O livro A Cabeça Bem-Feita, de Edgar Morin, é uma boa introdução à Teoria do Conhecimento. Precisei revisitá-lo devido à verdadeira barafunda em que se transformou a discussão sobre quarentena. Há, no livro, um roteiro crítico dos vícios fundamentais de pensamento no Ocidente. E esses vícios estão acentuados na discussão presente.
Um vício (uma tradição no pensar errado brasileiro) que vemos logo de saída é a redução do complexo ao simples. Quem não leu nas redes sociais a frase “qual familiar seu pode morrer para salvar a economia?“. Pois é: o problema da pandemia é dissociado do da sobrevivência econômica, ao invés de ser reunido e integrado à este – ou vice-versa. Logo, todo conhecimento econômico se torna impertinente ao trato da quarentena e, mais uma vez, vice-versa.

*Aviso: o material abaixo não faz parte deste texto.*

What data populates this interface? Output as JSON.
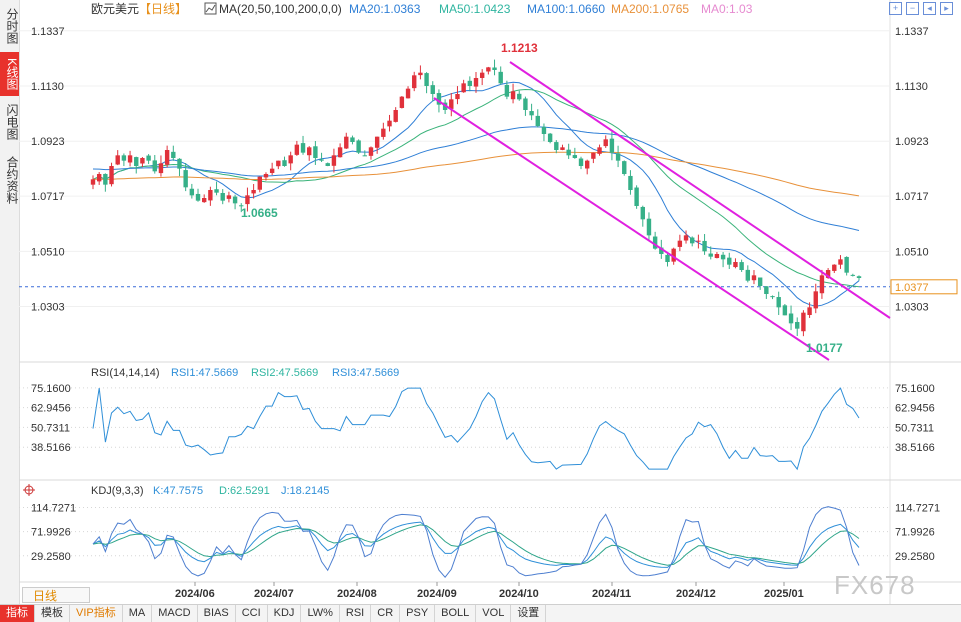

Isso revela também uma postura campeã por estas plagas: a recusa em enfrentar a complexidade. Essa postura é mais comum entre os ideólogos: só se percebe o que é quantificável, com total desprezo ao senso comum e às necessidades humanas não materiais. Hayek dizia: “ninguém pode ser um grande economista se for somente um economista”. Isso explica a total insensibilidade dos defensores da quarentena total para com os que vivem do trabalho do dia a dia, para com os informais e autônomos.
O vício da hiper especialização também está presente contribuindo para a desorganização do conhecimento. Seja para proteção da economia, seja para a proteção contra o vírus, a unção de um e outro especialista desorganiza o conhecimento reunido sobre a pandemia. O vírus foi coisificado, esquecendo-se que se integra de um modo geral à biosfera e à comunidade dos humanos; isolado no conhecimento do hiper especialista, termina por sugerir o isolamento dos homens. De igual modo, coisificado o conhecimento da atividade econômica dos informais e autônomos, esquecer-se-ia que há um vírus lá fora. Porém, o senso comum demonstra que há conhecimento de que há um vírus, mas a necessidade de comer é maior.
Esses vícios de pensamento se relacionam com outro que vemos principalmente nos mais protegidos: a ausência ou diminuta alteridade na formulação prática das questões. Na verdade, reducionismo, recusa de enfrentamento à complexidade, e hiper especialização se alimentam e retroalimentam entre si, formando um circuito que também se liga à pouca alteridade. Se o homem não carece de considerar Deus na formulação de seus problemas e questões, tampouco precisará, em regra, considerar o outro. Ou, de outro modo, o homem considerará o outro na formulação de seus problemas e questões consoante a teologia (consciente ou inconsciente) que tem. Se é uma teologia em que o Estado é expressão de Deus, o outro será apenas um cidadão, um número de cpf ou de título de eleitor; o que não é quantificável não será levado em conta. Do ser humano, respeitar-se-á apenas a sua referência exterior, desprezando-se os seus anseios, vocações, e liberdade de espírito. O indivíduo será apenas exo-referente – apenas mais um quarentenado dentro de casa para preservar uma estrutura de saúde saqueada há décadas.
Há farto material nas redes sociais e na imprensa para que façamos um relato e exposição dos vícios de pensamento do brasileiro, infelizmente.